Tl;dr at bottom
I have a decent life despite it all. My needs are met. A couple of my shallow wants, too.
I’m 20 living with my mother and sister with cerebral palsy.
Because of my sisters cerebral palsy, our lives are sheltered. We rarely go out since she causes a scene and is very disruptive.
Our small town has become the cradle that we remain tethered to. As a kid, I’d beg my mom to get us out of here, even just for a trip. Never happened. I settled into it over the years. Now, I’m hesitant to even leave the house. My mom has an unhealthy dependence on me. I think it’s because she’s been single for so long and she doesn’t have a husband/bf you latch on to.

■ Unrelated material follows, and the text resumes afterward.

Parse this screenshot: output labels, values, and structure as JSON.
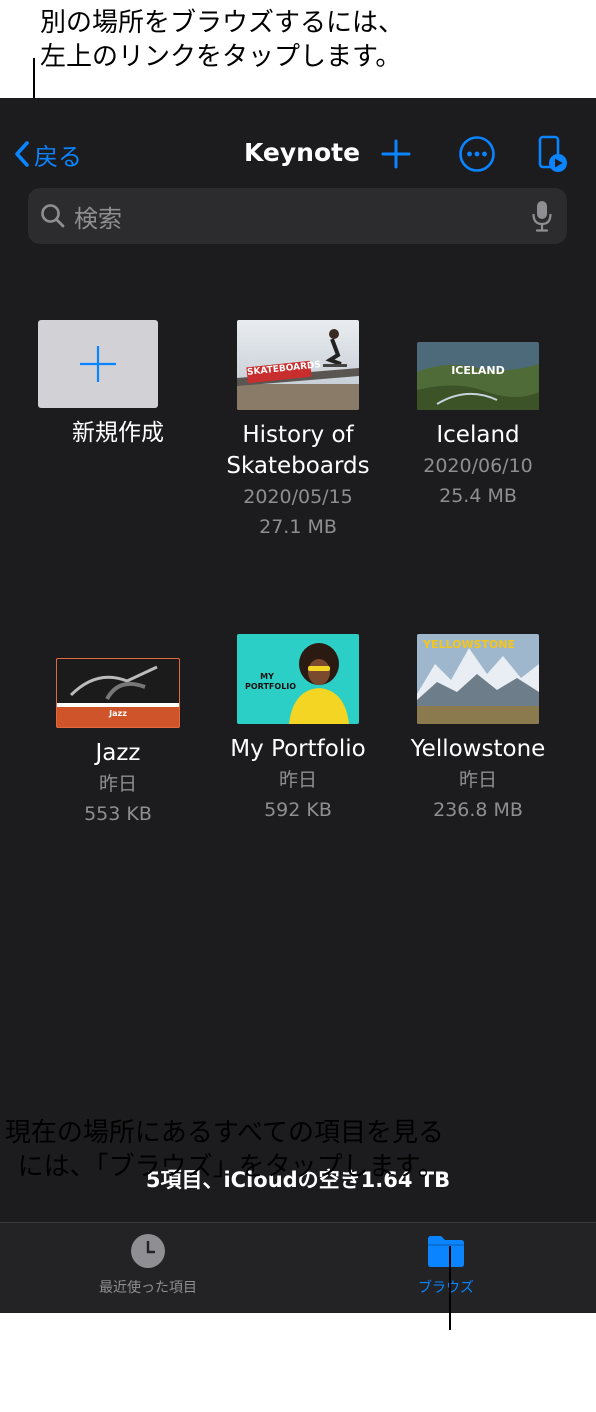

I’m tired of pretending for other people. On days I feel like going on a rampage, I keep it all tied together for the comfort an convenience of others. I learned long ago that people dismiss your problems or worries. They may even use them against you. And all of my former friends and family that I used to be close with, wonder why I’m so distant. I hate pretending that I have plans for my life. I have no plans, thus nothing to contribute. I’m essentially useless. I don’t care. Theres a million reasons to see me in a negative light.
My mom is pushing me to become a singer. I used to be so passionate about music. Being a singer was the dream I didn’t (and still don’t) have the stones to accomplish. My mom has a lot of faith in me. She’s a true optimist. I think she’s an idiot.
I’m no longer passionate about music. I’m not passionate about anything. I just don’t know….
I’m a walking contradiction. I long for a social life but I’m too afraid and too awkward. I’m lonely, but I push people away. I long for attention but try to deflect it when it comes to me. I’d like to have a nice life but I have no motivation to do things I Â want to do let alone the things I need.
I’m lost. Have been for years. I wrote this to try to purge my feelings. Its not enough…. Â :
I’m not passionate. I’m as flat as the iron, blank as the page. I blame my pain on others.
I blame you for my body and my broken spirit. I blame you from my lost sense of curiosity & creativity. I blame you for my sheltered vision.
But I do blame myself for being stuck in my pit. I have built myself up on shame and fear. Shame for all of the moments I should have stood up for myself or for someone else. But I’m not smart with comebacks.
Shame for moments I tried to stand out and only managed to look foolish.
So many bad times being insulted for my acne, my weight, the way carried myself.
Insulting me. To my face. In my face. I rarely had a defense. How do I run from my past when this is the way people remember me?
I feel frozen in immaturity. Rage.
I can’t express the frustration as I grab at memories and words to describe them.
It’s useless.
TL;DR? Just know that I’m socially retarded  with no major accomplishments in my adult life to speak of. I don’t enjoy anything. Should I just relocate and start over? Should I become a wage slave? End it? I don’t care. I’m so indecisive but at the same time, apathetic.
3 comments
Hey, I share your pain. I suck at comebacks as well. When I finally think of what I really want to say, what really conveys my feelings and thoughts, it’s wayyyy too late.
You’re your biggest critic. That’s tough to overcome.
Get yourself out of that situation. You’re 20, an adult now. Relocate and start over, you are so young. There is help out there. Get yourself to a big city where there is lots of help for you. It will be a huge step for you, but you gotta do it. There is help out there for you. Go seek it.I am desperately suicidal as well at 51. My whole life has fallen apart physically with a huge chronic injury combined with lost job, lost my family, lost all my friends due to a chronic lying problem. Now I’m completely all alone, but hanging on because of all the near death experiences I’ve read on line (N.D.E’s) especially around suicide. Google them and read them and they will change your mind. You have the power to figure out a solution, and ask God to help you.
@Loaded Luck, work on improving your self image. If the way people remember you bothers you, let them see a version of you. Don’t take insults, defend yourself always. You say you have acne? There is a medication called Accutane that will make it go away completely and forever, work out and try to do what you’ve always wanted and leave your town see what happens.
@Hangonplease, I’ve seen EVERY NDE there is out there on youtube and I encourage you to look harder cause there are some suicide NDEs that are beautiful. In the end, you must have observed that even the scary NDEs you’ve seen have a happy ending in which they are saved. Now, you must have also witnesses how MANY NDEs from people that die for other reason other than suicide like an accident, for example are scary and hellish as well. Think of this.